Um dos laboratórios da Rede Brasileira de Qualidade do Leite, o Progene, está situado na Universidade Federal de Pernambuco em Recife.
A ordenha manual é predominante nos sistemas de produção. Há muito ainda que se fazer para introduzir a ordenha mecanizada.
A assistência técnica como em todo país é precária. São muitas as intenções e as iniciativas, mas falta ação organizada. O sistema público de assistência técnica está presente. Porém, falta recursos e uma política forte para o melhor desempenho. Há poucas inicitivas por parte das indúsrias. Todavia, encontramos bons exemplos promovidos pelo Sebrae, Senar e a Universidade. O programa Balde Cheio, da Embrapa Pecuária Sudeste, já tem uma atuação significativa, com muitos casos de sucesso.
A Embrapa Gado de Leite através das unidades “irmãs” no NE, tem procurado interagir com o setor produtivo de leite daquela região.
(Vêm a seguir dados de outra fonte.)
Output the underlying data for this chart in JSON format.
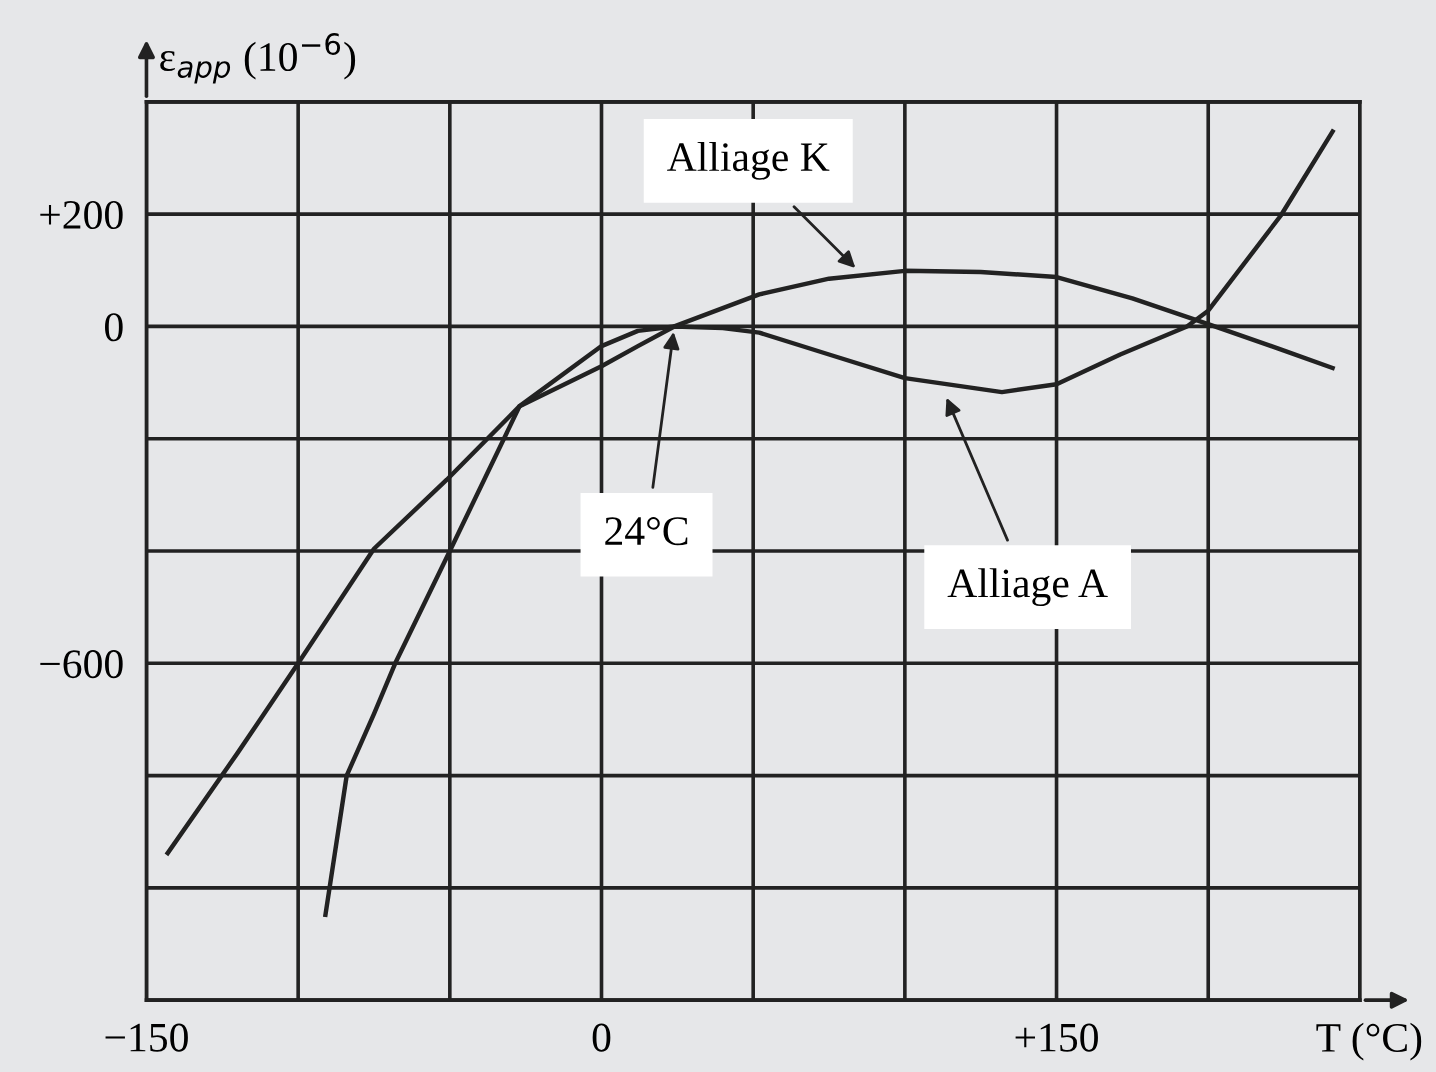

Segundo especialistas da região devem ser envidados esforços centrados em ações como a criação de grandes barragens no curso das principais bacias hidrográficas da região leiteira; o aumento dos reservatórios (barreiros), das fazendas leiteiras; a criação de adutoras e pontos de distribuição d'água, interligando as principais áreas da bacia leiteira, fornecendo assim água para consumo animal, higienização de equipamentos de ordenha, resfriador de expansão e utensílios, além do consumo doméstico; a criação de centros de produção de forragem, visando atender a demanda dos animais para o período seco, a exemplo do que já acontece no Ceará; a multiplicação das boas praticas de produção através conservação de forragem, colheita de pastos para fenação e/ou ensilagem; plantio de milho e sorgo nas áreas zoneadas (agreste); a intensificação das práticas de produção de palma forrageira redonda, miúda, gigante, orelha de elefante e Ipa Sertânia e a transferência de tecnologias para o controle da cochonilha do carmim e escamas.
A cadeia produtiva precisa e deve se organizar para fortalecer e obter ganhos de sinergia voltados para o desenvolvimento da cadeia do leite regional.